5. Einige Charakteristika der Hochbegabung

Die Fachliteratur hat seit langem festgestellt, dass die Personen mit Hochbegabungen bestimmte Entwicklungseigenschaften haben, die einerseits mit positiven Indikatoren (z.B. hervorragende Merkfähigkeit), andererseits mit negativen Indikatoren (z.B. psychomotorische Ungeschicklichkeit) verbunden sein können. Diese verwirrenden Tatsachen führen zu  Schwierigkeiten, und die dadurch bewirkten Verschiedenheiten („fehlende Synchronie“) verlangen nach massgeschneiderten pädagogischen Antworten bzw. Massnahmen.

Im allgemeinen variieren die Indikatoren, die die Eignungen charakterisieren, in ihrer Art und in ihrer Intensität. Das Konzept von frz. „Anisauxie“  ( an = „nicht“, is  = „gleich“, auxie = „Entwicklung“) oder deutsch der „Wachstums- und  Entwicklungsungleichheit“ kann unter Zuhilfenahme vielfacher Kriterien, in intra-individueller Form,  in zwischen-individueller Form oder auch zwischen sozialen Gruppen, ja ganzen Gesellschaften beobachtet werden. Es ist ein bio-sozio-psychologisches Konzept und daher eine historische Sichtweise. Es charakterisiert alle Entwicklungsungleichheiten, ob sie als vorteilhaft oder hemmend eingestuft werden, und ist Bestandteil einer Interdisziplinarität, deren gemeinsamste Regel es ist. So können im intellektuellen Bereich hochbegabte Kinder manchmal nicht sehr entwickelte oder sogar durchschnittliche Eignungen in anderen Bereichen aufweisen (können, müssen aber nicht!), wie in jenen der Lektüre, der Schrift, der Wortgewandtheit, des Erfindungsgeistes, der Geschicklichkeit oder der motorischen Kraft jeglicher Art usw.

Das Anpassungsvermögen dieser mehrdimensionalen Vielfalt an die interpersonellen Beziehungen oder an die Integration in Gruppen kann von der sozialen Kompetenz abhängen, kann aber auch durch gezielte und grundlegende Förderungsmassnahmen in diesen kritischen  Bereichen erhöht werden, d.h. durch ein direktes Eingreifen und Einwirken auf die konstitutiven Eigenschaften der Hochbegabung. Dieses Intervenieren kann individuell oder gemeinsam erfolgen.

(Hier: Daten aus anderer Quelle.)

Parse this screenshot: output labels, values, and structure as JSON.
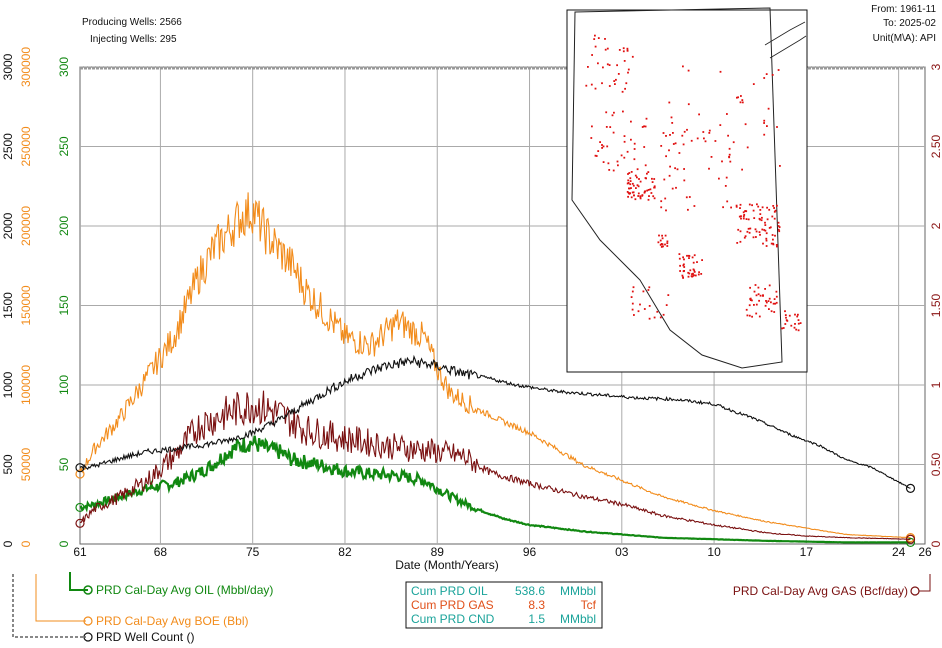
{
  "header": {
    "producing_wells": "Producing Wells: 2566",
    "injecting_wells": "Injecting Wells: 295",
    "from": "From: 1961-11",
    "to": "To: 2025-02",
    "unit": "Unit(M\\A): API"
  },
  "colors": {
    "oil": "#118811",
    "boe": "#f28c1c",
    "gas": "#7a1010",
    "wells": "#111111",
    "cnd": "#1aa39a",
    "cum_gas": "#e0501a",
    "grid": "#aaaaaa"
  },
  "chart_data": {
    "type": "line",
    "x_axis": {
      "label": "Date (Month/Years)",
      "ticks": [
        "61",
        "68",
        "75",
        "82",
        "89",
        "96",
        "03",
        "10",
        "17",
        "24",
        "26"
      ],
      "range": [
        1961.9,
        2026.0
      ]
    },
    "y_axes": {
      "wells": {
        "side": "left",
        "ticks": [
          "0",
          "500",
          "1000",
          "1500",
          "2000",
          "2500",
          "3000"
        ],
        "range": [
          0,
          3000
        ]
      },
      "boe": {
        "side": "left",
        "ticks": [
          "0",
          "50000",
          "100000",
          "150000",
          "200000",
          "250000",
          "300000"
        ],
        "range": [
          0,
          300000
        ]
      },
      "oil": {
        "side": "left",
        "ticks": [
          "0",
          "50",
          "100",
          "150",
          "200",
          "250",
          "300"
        ],
        "range": [
          0,
          300
        ]
      },
      "gas": {
        "side": "right",
        "ticks": [
          "0",
          "0.50",
          "1",
          "1.50",
          "2",
          "2.50",
          "3"
        ],
        "range": [
          0,
          3
        ]
      }
    },
    "series": [
      {
        "name": "PRD Cal-Day Avg OIL (Mbbl/day)",
        "axis": "oil",
        "x": [
          1961.9,
          1963,
          1965,
          1967,
          1969,
          1971,
          1972,
          1973,
          1974,
          1975,
          1976,
          1977,
          1978,
          1980,
          1982,
          1984,
          1986,
          1988,
          1989,
          1990,
          1992,
          1994,
          1996,
          1998,
          2000,
          2003,
          2006,
          2010,
          2014,
          2017,
          2020,
          2024.9
        ],
        "y": [
          23,
          25,
          30,
          35,
          38,
          45,
          50,
          57,
          62,
          64,
          60,
          58,
          53,
          50,
          46,
          44,
          43,
          40,
          35,
          30,
          22,
          16,
          12,
          10,
          8,
          6,
          4,
          3,
          2,
          1.5,
          1,
          1
        ]
      },
      {
        "name": "PRD Cal-Day Avg BOE (Bbl)",
        "axis": "boe",
        "x": [
          1961.9,
          1963,
          1965,
          1967,
          1969,
          1970,
          1971,
          1972,
          1973,
          1974,
          1975,
          1976,
          1977,
          1978,
          1979,
          1980,
          1982,
          1984,
          1986,
          1988,
          1989,
          1990,
          1992,
          1994,
          1996,
          1998,
          2000,
          2003,
          2006,
          2010,
          2014,
          2017,
          2020,
          2024.9
        ],
        "y": [
          44000,
          60000,
          80000,
          105000,
          130000,
          150000,
          170000,
          185000,
          195000,
          205000,
          210000,
          195000,
          185000,
          175000,
          160000,
          150000,
          130000,
          125000,
          140000,
          130000,
          110000,
          95000,
          85000,
          77000,
          70000,
          60000,
          50000,
          40000,
          30000,
          21000,
          14000,
          10000,
          6000,
          4000
        ]
      },
      {
        "name": "PRD Cal-Day Avg GAS (Bcf/day)",
        "axis": "gas",
        "x": [
          1961.9,
          1963,
          1965,
          1967,
          1969,
          1971,
          1973,
          1975,
          1977,
          1979,
          1981,
          1983,
          1985,
          1987,
          1989,
          1991,
          1993,
          1996,
          2000,
          2003,
          2006,
          2010,
          2014,
          2017,
          2020,
          2024.9
        ],
        "y": [
          0.13,
          0.22,
          0.3,
          0.4,
          0.55,
          0.75,
          0.82,
          0.88,
          0.82,
          0.72,
          0.68,
          0.65,
          0.62,
          0.6,
          0.58,
          0.55,
          0.45,
          0.38,
          0.3,
          0.25,
          0.18,
          0.12,
          0.07,
          0.05,
          0.04,
          0.03
        ]
      },
      {
        "name": "PRD Well Count ()",
        "axis": "wells",
        "x": [
          1961.9,
          1963,
          1965,
          1967,
          1969,
          1971,
          1973,
          1975,
          1977,
          1979,
          1981,
          1983,
          1985,
          1987,
          1989,
          1991,
          1993,
          1995,
          1998,
          2001,
          2004,
          2007,
          2010,
          2013,
          2016,
          2018,
          2020,
          2022,
          2024.9
        ],
        "y": [
          480,
          490,
          540,
          580,
          600,
          620,
          650,
          700,
          780,
          880,
          980,
          1060,
          1120,
          1150,
          1120,
          1070,
          1040,
          1000,
          960,
          940,
          920,
          910,
          880,
          790,
          680,
          620,
          530,
          480,
          350
        ]
      }
    ],
    "grid": true
  },
  "legend": {
    "oil": "PRD Cal-Day Avg OIL (Mbbl/day)",
    "boe": "PRD Cal-Day Avg BOE (Bbl)",
    "wells": "PRD Well Count ()",
    "gas": "PRD Cal-Day Avg GAS (Bcf/day)"
  },
  "cumulative": [
    {
      "label": "Cum PRD OIL",
      "value": "538.6",
      "unit": "MMbbl"
    },
    {
      "label": "Cum PRD GAS",
      "value": "8.3",
      "unit": "Tcf"
    },
    {
      "label": "Cum PRD CND",
      "value": "1.5",
      "unit": "MMbbl"
    }
  ]
}
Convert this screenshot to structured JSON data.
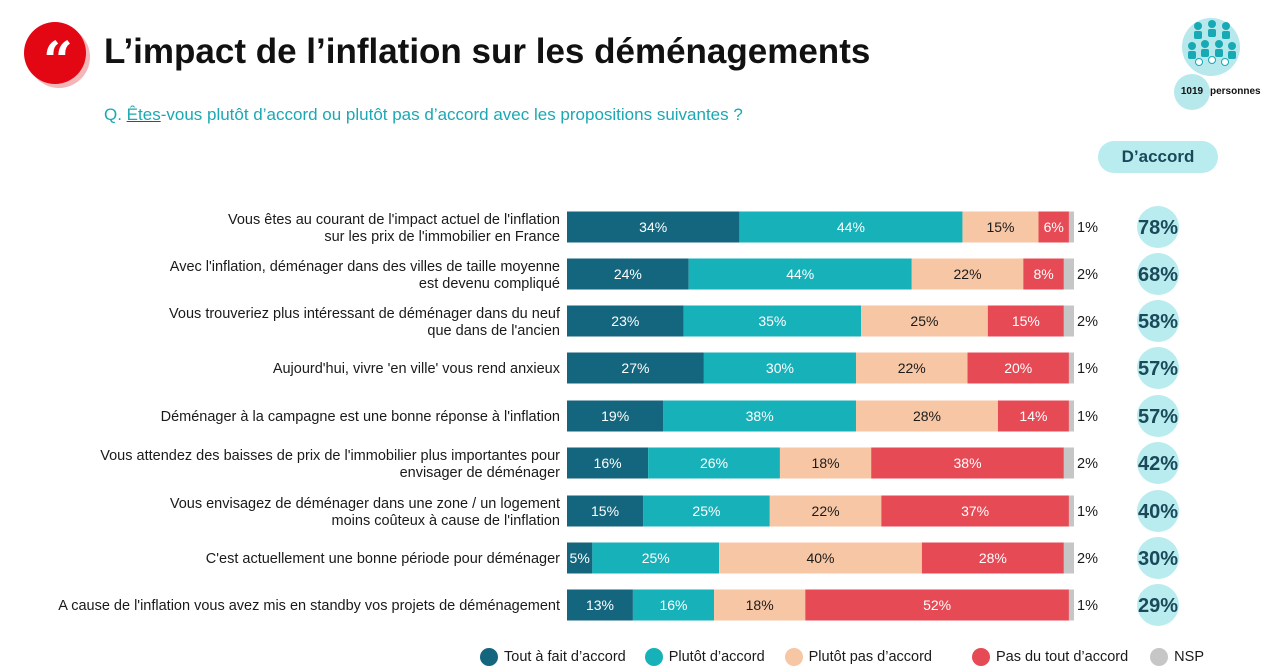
{
  "header": {
    "title": "L’impact de l’inflation sur les déménagements",
    "question_prefix": "Q. ",
    "question_underlined": "Êtes",
    "question_rest": "-vous plutôt d’accord ou plutôt pas d’accord avec les propositions suivantes ?",
    "sample_count": "1019",
    "sample_label": "personnes",
    "daccord_header": "D’accord"
  },
  "colors": {
    "tout_a_fait": "#14667e",
    "plutot": "#17b1ba",
    "plutot_pas": "#f7c6a5",
    "pas_du_tout": "#e64a55",
    "nsp": "#c6c6c6",
    "total_circle": "#b9ecef",
    "accent_red": "#e30613"
  },
  "chart_data": {
    "type": "bar",
    "orientation": "horizontal",
    "stacked": true,
    "series": [
      {
        "name": "Tout à fait d’accord",
        "color": "#14667e",
        "text_color": "#ffffff",
        "values": [
          34,
          24,
          23,
          27,
          19,
          16,
          15,
          5,
          13
        ]
      },
      {
        "name": "Plutôt d’accord",
        "color": "#17b1ba",
        "text_color": "#ffffff",
        "values": [
          44,
          44,
          35,
          30,
          38,
          26,
          25,
          25,
          16
        ]
      },
      {
        "name": "Plutôt pas d’accord",
        "color": "#f7c6a5",
        "text_color": "#1a1a1a",
        "values": [
          15,
          22,
          25,
          22,
          28,
          18,
          22,
          40,
          18
        ]
      },
      {
        "name": "Pas du tout d’accord",
        "color": "#e64a55",
        "text_color": "#ffffff",
        "values": [
          6,
          8,
          15,
          20,
          14,
          38,
          37,
          28,
          52
        ]
      },
      {
        "name": "NSP",
        "color": "#c6c6c6",
        "text_color": "#1a1a1a",
        "values": [
          1,
          2,
          2,
          1,
          1,
          2,
          1,
          2,
          1
        ]
      }
    ],
    "categories": [
      [
        "Vous êtes au courant de l'impact actuel de l'inflation",
        "sur les prix de l'immobilier en France"
      ],
      [
        "Avec l'inflation, déménager dans des villes de taille moyenne",
        "est devenu compliqué"
      ],
      [
        "Vous trouveriez plus intéressant de déménager dans du neuf",
        "que dans de l'ancien"
      ],
      [
        "Aujourd'hui, vivre 'en ville' vous rend anxieux"
      ],
      [
        "Déménager à la campagne est une bonne réponse à l'inflation"
      ],
      [
        "Vous attendez des baisses de prix de l'immobilier plus importantes pour",
        "envisager de déménager"
      ],
      [
        "Vous envisagez de déménager dans une zone / un logement",
        "moins coûteux à cause de l'inflation"
      ],
      [
        "C'est actuellement une bonne période pour déménager"
      ],
      [
        "A cause de l'inflation vous avez mis en standby vos projets de déménagement"
      ]
    ],
    "totals_daccord": [
      "78%",
      "68%",
      "58%",
      "57%",
      "57%",
      "42%",
      "40%",
      "30%",
      "29%"
    ],
    "value_format": "percent",
    "legend_position": "bottom"
  }
}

Es ist offensichtlich, dass eine psychologische Intervention, die nur auf die Identifikation der Eignungen ausgerichtet ist, und welche die Handlungs- und Vertiefungsmöglichkeiten rund um Begabungsfelder vernachlässigt, schnell als sehr ungenügend erscheint, selbst wenn sie einen nützlichen ersten „Auslösereffekt“ haben kann.

Es ist also umso schädlicher, auf der Familien- und Schulebene lediglich erzieherische Einheits- Maßnahmen vorzuschlagen, als die Entwicklungsprofile der Begabungen sowohl des Individuums wie auch zwischen Individuen, ja zwischen sozialen Gruppen sehr viel heterogener sind. Erfreulicherweise nimmt ein heterogenes Vorgehen inzwischen in den Schulen (und sogar in den Familien) zu. Dadurch bereitet sie auf eine Gesellschaft vor, die immer weniger durch enge, ja starre geographische Nachbarschaft und Werte definiert ist.

So kommt es, dass die Identifikation/ Definition von Begabungskriterien, die Analyse und das Steuern ihrer Wechselwirkung in sich selbst ein Unterfangen darstellt, das gleichzeitig gezielte interaktive Beiträge als auch eine Gesamtkoordinierung erfordert. Es ist dies eine wesentliche Zielsetzung und Orientierungshilfe für die Tätigkeit von Eurotalent.